I dont think its necessarily a bad thing, If their crawler was being too aggressive, then it can accidentally DDOS smaller servers. Im hoping that is what they are doing and respecting the robot.txt that some sites have. -
I think it's just one HTTP request to the nodeinfo API endpoint once a day or so. Can't really be an issue regarding load on the instances.
-
Gotosocial has a setting in development that is designed to baffle bots that don't respect robots.txt. FediDB didn't know about that feature and thought gotosocial was trying to inflate their stats.

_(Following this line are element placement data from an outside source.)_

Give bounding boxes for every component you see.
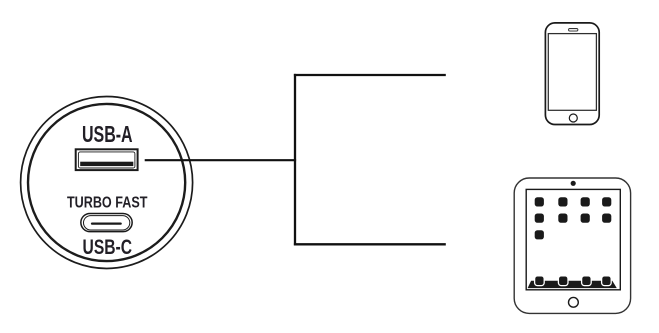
- USB-A port outer shell: [76, 149, 138, 170]
- tablet app icons: [535, 197, 612, 239]
- phone home button: [569, 114, 577, 122]
- USB-A port inner frame: [78, 152, 134, 168]
- splitter vertical wire: [294, 74, 296, 246]
- tablet dock: [528, 281, 617, 288]
- tablet body: [514, 178, 630, 313]
- phone speaker: [569, 29, 578, 32]
- tablet camera: [571, 181, 576, 186]
- USB-C port inner outline: [84, 216, 130, 230]
- phone body: [545, 23, 599, 125]
- svg-text:USB-A: USB-A: [82, 121, 133, 147]
- USB-C port contact dash: [91, 223, 122, 225]
- charger outer ring: [21, 97, 193, 269]
- phone screen: [548, 34, 596, 111]
- USB-A port contact bar: [80, 162, 133, 166]
- tablet screen: [526, 189, 620, 289]
- svg-text:USB-C: USB-C: [83, 235, 133, 259]
- wire to phone: [294, 74, 446, 76]
- tablet dock icons: [535, 276, 612, 286]
- USB-C port outer outline: [81, 213, 132, 231]
- wire to tablet: [294, 243, 446, 245]
- svg-text:TURBO FAST: TURBO FAST: [67, 195, 148, 212]
- wire from USB-A port to splitter: [145, 159, 296, 161]
- charger inner ring: [28, 104, 185, 261]
- tablet home button: [569, 297, 579, 307]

In the arguments that went back and forth between the devs of the apps involved, it turns out that FediDB was ignoring robots.txt. ie, it was badly behaved
-
-
It's not about the impact it's about consent.
-
lol FediDB isn't a crawler, though. It makes API calls.
-
-
Because of AI bots ignoring robots.txt (especially when you don't explicitly mention their user-agent and rather use a * wildcard) more and more people are implementing exactly that and I wouldn't be surprised if that is what triggered the need to implement robots.txt support for FediDB.
-
-
Why invent implied consent when complicit consent has been the standard in robots.txt for ages now?
-
-
ANY SITE THIS SOFTWARE IS APPLIED TO WILL LIKELY DISAPPEAR FROM ALL SEARCH RESULTS.
I’m sold
-
-
-
You can consent to a federation interface without consenting to having a bot crawl all your endpoints.
Just because something is available on the internet it doesn't mean all uses are legitimate - this is effectively the same problem as AI training with stolen content.
-
Yes. I wholeheartedly agree. Not every use is legitimate. But I'd really need to know what exactly happeded and the whole story to judge here. I'd say if it were a proper crawler, they'd need to read the robots.txt. That's accepted consensus. But is that what's happened here?
And I mean the whole thing with consensus and arbitrary use cases is just complicated. I have a website, and a Fediverse instance. Now you visit it. Is this legitimate? We'd need to factor in why I put it there. And what you're doing with that information. If it's my blog, it's obviously there for you to read it... Or is it!? But that's implied consent. I'd argue this is how the internet works. And most of the times it's super easy to tell what's right an what is wrong. But sometimes it isn't.